The findings can offer important insights into the formulation of predictions in speech perception studies. More specifically, more sophisticated algorithms can be employed such as neural networks for the estimation of L2 sound classification and the development of the research hypotheses. This is because they comprise more powerful tools compared to the traditional LDA methods, which have been extensively used in the past. Furthermore, while cognitive models and machine-based approaches, as previously mentioned, have distinct goals and methodologies, the latter can also offer valuable insights into a better understanding of the processes underlying speech perception (e.g., the role of acoustic cues such as formants and duration). Thus, these two approaches can be seen as complementary. In addition, the findings can inform pedagogy. By selecting a classifier that demonstrates optimal predictive performance, educators will be able to map the difficulties of learners with different L1 backgrounds as regards the perception of L2 sounds and therefore develop the appropriate educational tools and platforms to facilitate L2 learning. Educators may offer adaptive and personalized instruction based on the needs of individual learners who can receive tailored feedback, have access to customized materials, and track their progress in the learning of L2 pronunciation. Overall, the practical outcomes of this study may lead to the advancement of research in the area of L2 acquisition and the improvement of L2 teaching and learning.

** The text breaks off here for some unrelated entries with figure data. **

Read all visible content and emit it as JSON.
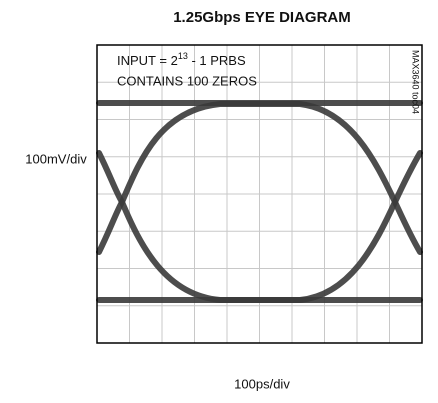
{
  "header": {
    "title": "1.25Gbps EYE DIAGRAM"
  },
  "axes": {
    "y_label": "100mV/div",
    "x_label": "100ps/div"
  },
  "annotation": {
    "line1": {
      "base": "INPUT = 2",
      "superscript": "13",
      "rest": " - 1 PRBS"
    },
    "line2": "CONTAINS 100 ZEROS"
  },
  "figure_code": "MAX3640 toc04"
}
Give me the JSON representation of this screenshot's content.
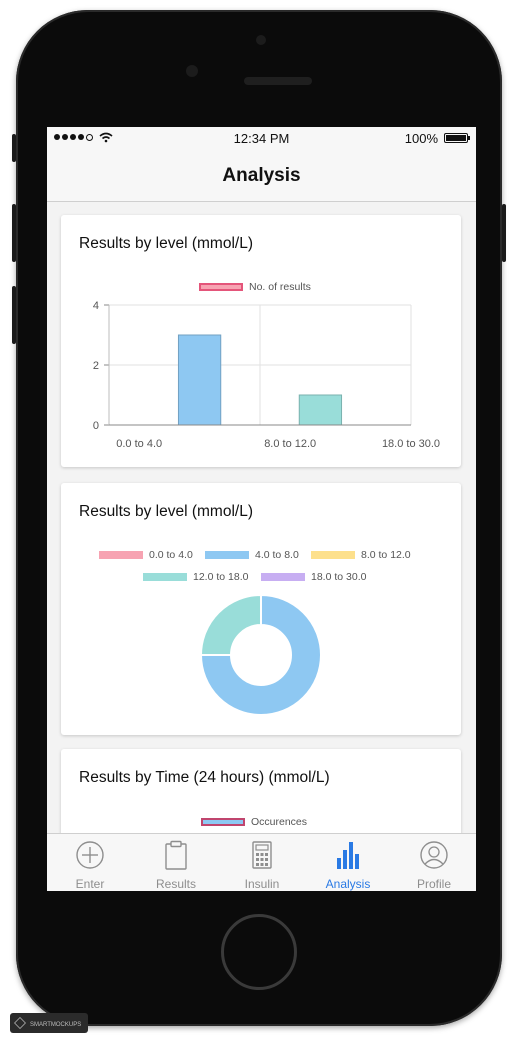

In addition, there might be benefits to the improvement of automatic speech recognition systems (ASR). ASRs, which are used for the transcription of spoken language into text, usually need to recognize and understand speech from nonnative speakers. They should be able to identify subtle phonetic nuances and better adapt to variations in speech sounds as a result of the unique phonetic characteristics of nonnative speakers. The systems’ accuracy can be enhanced if they have improved capabilities of sound classification. There might also be potential benefits for other applications. For instance, voice assistants need to understand the individuals’ speech to respond to their queries. The same applies to chatbots that are widely used nowadays by companies and which need to respond to customers’ requests.

Conclusions

The capacity of artificial intelligence modelling in predicting the classification of L2 sounds in terms of the listeners’ L1 categories was accurate in the NNET and LDA algorithms. This can have significant implications for crosslinguistic speech acquisition studies, which base their predictions on machine learning classifiers. Apart from the traditional LDA paradigms, neural network paradigms such as NNET can be used for crosslinguistic sound classification, which might be even more powerful than LDA. The findings from this study can also make a valuable contribution toward enhancing language learning and speech technology systems. Future studies may employ larger samples and compare the accuracy of different sets of classifiers.